My own paper, The Washington Post, carried three stories about Helms's departure. In their 54 paragraphs, exactly two -- the 10th paragraph of one story and the last paragraph of another -- alluded to the subject of race.
Let me be clear. Helms has fought many battles in his career, and whether you agreed with him or not on small issues such as the funding of the arts or large ones such as Cuba, China, the Panama Canal and the United Nations, you had to respect his right as an elected and reelected senator to fight for his beliefs.
Even if you thought, as I did, that he was petty and vindictive in using his power as a committee chairman to block the appointment of former Massachusetts governor William Weld as ambassador to Mexico and, just this year, to force concessions from President Bush on textile imports before the top Treasury officials could be confirmed, you had to admit that other senators also have used their leverage to advance personal political agendas.
What is unique about Helms -- and from my viewpoint, unforgivable -- is his willingness to pick at the scab of the great wound of American history, the legacy of slavery and segregation, and to inflame racial resentment against African Americans.
Many of the accounts of Helms's retirement linked him with another prospective retiree, Sen. Strom Thurmond of South Carolina. Both these Senate veterans switched from the Democratic to the Republican Party when the Democrats began pressing for civil rights legislation in the 1960s. But there is a great difference between them. Thurmond, who holds the record for the longest anti-civil rights filibuster, accepted change. For three decades he has treated African Americans and black institutions as respectfully as he treats all his other constituents.

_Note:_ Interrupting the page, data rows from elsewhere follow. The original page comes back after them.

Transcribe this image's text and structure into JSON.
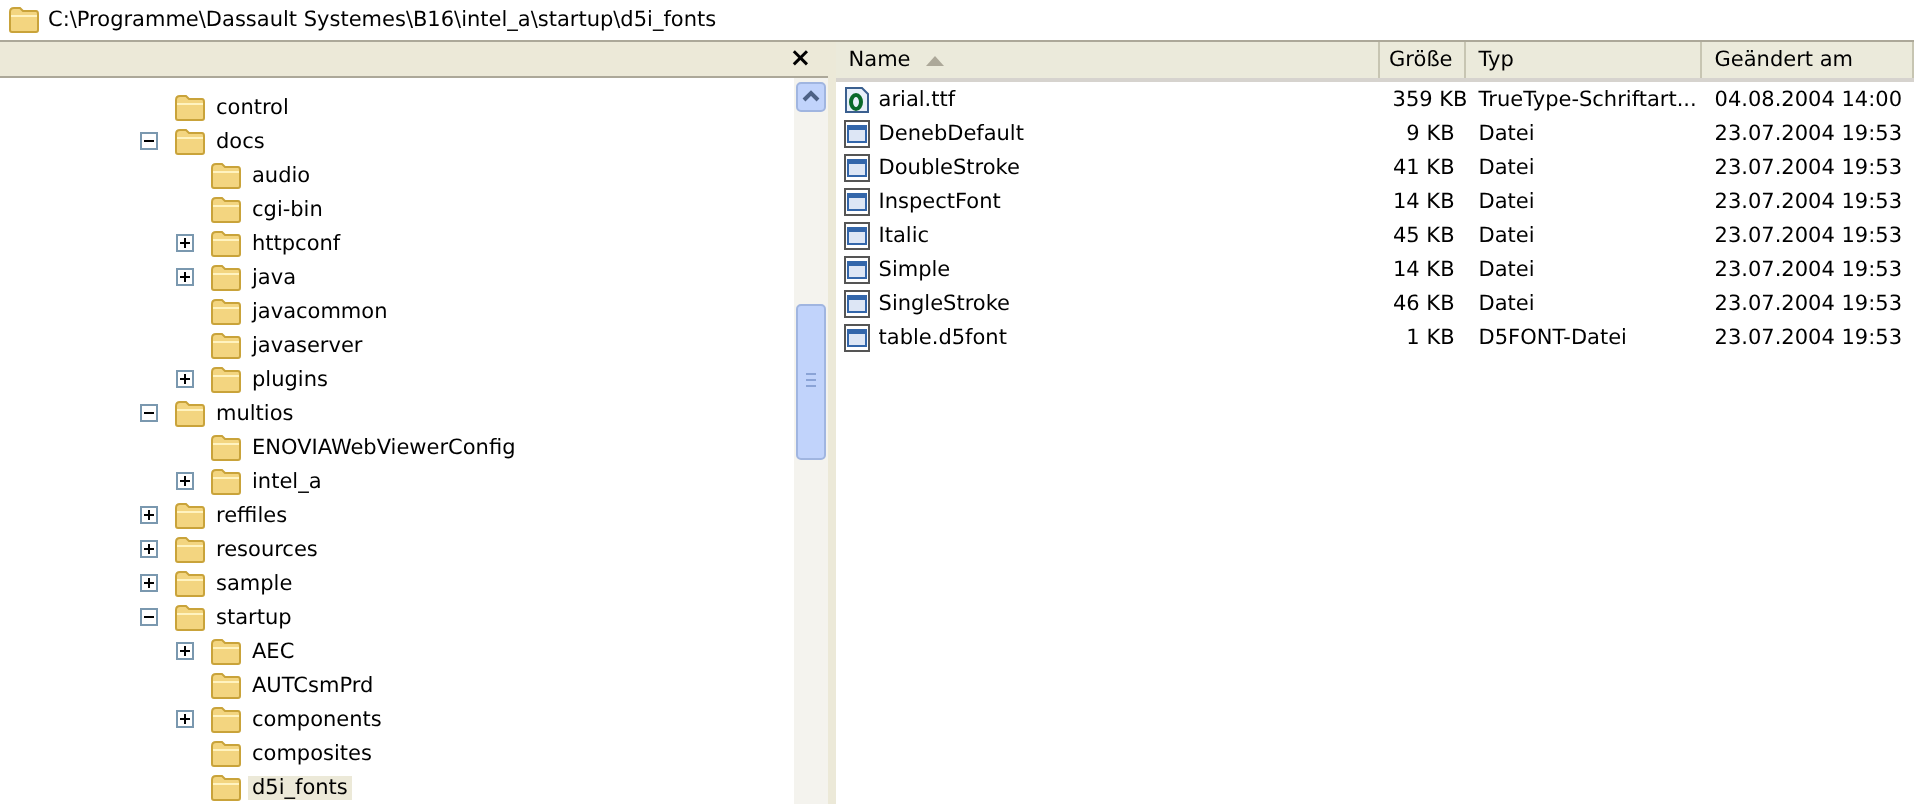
{
  "address_bar": {
    "path": "C:\\Programme\\Dassault Systemes\\B16\\intel_a\\startup\\d5i_fonts"
  },
  "folder_pane": {
    "close": "×",
    "tree": [
      {
        "name": "control",
        "kind": "leaf",
        "selected": false
      },
      {
        "name": "docs",
        "kind": "branch",
        "expanded": true,
        "selected": false,
        "children": [
          {
            "name": "audio",
            "kind": "leaf",
            "selected": false
          },
          {
            "name": "cgi-bin",
            "kind": "leaf",
            "selected": false
          },
          {
            "name": "httpconf",
            "kind": "branch",
            "expanded": false,
            "selected": false
          },
          {
            "name": "java",
            "kind": "branch",
            "expanded": false,
            "selected": false
          },
          {
            "name": "javacommon",
            "kind": "leaf",
            "selected": false
          },
          {
            "name": "javaserver",
            "kind": "leaf",
            "selected": false
          },
          {
            "name": "plugins",
            "kind": "branch",
            "expanded": false,
            "selected": false
          }
        ]
      },
      {
        "name": "multios",
        "kind": "branch",
        "expanded": true,
        "selected": false,
        "children": [
          {
            "name": "ENOVIAWebViewerConfig",
            "kind": "leaf",
            "selected": false
          },
          {
            "name": "intel_a",
            "kind": "branch",
            "expanded": false,
            "selected": false
          }
        ]
      },
      {
        "name": "reffiles",
        "kind": "branch",
        "expanded": false,
        "selected": false
      },
      {
        "name": "resources",
        "kind": "branch",
        "expanded": false,
        "selected": false
      },
      {
        "name": "sample",
        "kind": "branch",
        "expanded": false,
        "selected": false
      },
      {
        "name": "startup",
        "kind": "branch",
        "expanded": true,
        "selected": false,
        "children": [
          {
            "name": "AEC",
            "kind": "branch",
            "expanded": false,
            "selected": false
          },
          {
            "name": "AUTCsmPrd",
            "kind": "leaf",
            "selected": false
          },
          {
            "name": "components",
            "kind": "branch",
            "expanded": false,
            "selected": false
          },
          {
            "name": "composites",
            "kind": "leaf",
            "selected": false
          },
          {
            "name": "d5i_fonts",
            "kind": "leaf",
            "selected": true
          }
        ]
      }
    ]
  },
  "file_list": {
    "columns": [
      "Name",
      "Größe",
      "Typ",
      "Geändert am"
    ],
    "rows": [
      {
        "kind": "font",
        "name": "arial.ttf",
        "size": "359 KB",
        "type": "TrueType-Schriftart...",
        "modified": "04.08.2004 14:00"
      },
      {
        "kind": "file",
        "name": "DenebDefault",
        "size": "9 KB",
        "type": "Datei",
        "modified": "23.07.2004 19:53"
      },
      {
        "kind": "file",
        "name": "DoubleStroke",
        "size": "41 KB",
        "type": "Datei",
        "modified": "23.07.2004 19:53"
      },
      {
        "kind": "file",
        "name": "InspectFont",
        "size": "14 KB",
        "type": "Datei",
        "modified": "23.07.2004 19:53"
      },
      {
        "kind": "file",
        "name": "Italic",
        "size": "45 KB",
        "type": "Datei",
        "modified": "23.07.2004 19:53"
      },
      {
        "kind": "file",
        "name": "Simple",
        "size": "14 KB",
        "type": "Datei",
        "modified": "23.07.2004 19:53"
      },
      {
        "kind": "file",
        "name": "SingleStroke",
        "size": "46 KB",
        "type": "Datei",
        "modified": "23.07.2004 19:53"
      },
      {
        "kind": "file",
        "name": "table.d5font",
        "size": "1 KB",
        "type": "D5FONT-Datei",
        "modified": "23.07.2004 19:53"
      }
    ]
  }
}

To the best of my knowledge, Helms has never done what the late George Wallace did well before his death -- recant and apologize for his use of racial issues. And that use was blatant.
In 1984, when Helms faced his toughest opponent in Democratic Gov. Jim Hunt, the late Bill Peterson, one of the most evenhanded reporters I have ever known, summed up what "some said was the meanest Senate campaign in history."
"Racial epithets and standing in school doors are no longer fashionable," Peterson wrote, "but 1984 proved that the ugly politics of race are alive and well. Helms is their master."
A year before the election, when public polls showed Helms trailing by 20 points, he launched a Senate filibuster against the bill making the birthday of Martin Luther King Jr. a national holiday. Thurmond and the Senate majority were on the other side, but the next poll showed Helms had halved his deficit.
All year, Peterson reported, "Helms campaign literature sounded a drumbeat of warnings about black voter-registration drives. . . . On election eve, he accused Hunt of being supported by 'homosexuals, the labor union bosses and the crooks' and said he feared a large 'bloc vote.' What did he mean? 'The black vote,' Helms said." He won, 52 percent to 48 percent.
In 1990, locked in a tight race with an African American Democrat, former Charlotte mayor Harvey Gantt, Helms aired a final-week TV ad that showed a pair of white hands crumpling a rejection letter, while an announcer said, "You needed that job and you were the best qualified. But they had to give it to a minority because of a racial quota." Once again, he pulled through.
That is not a history to be sanitized.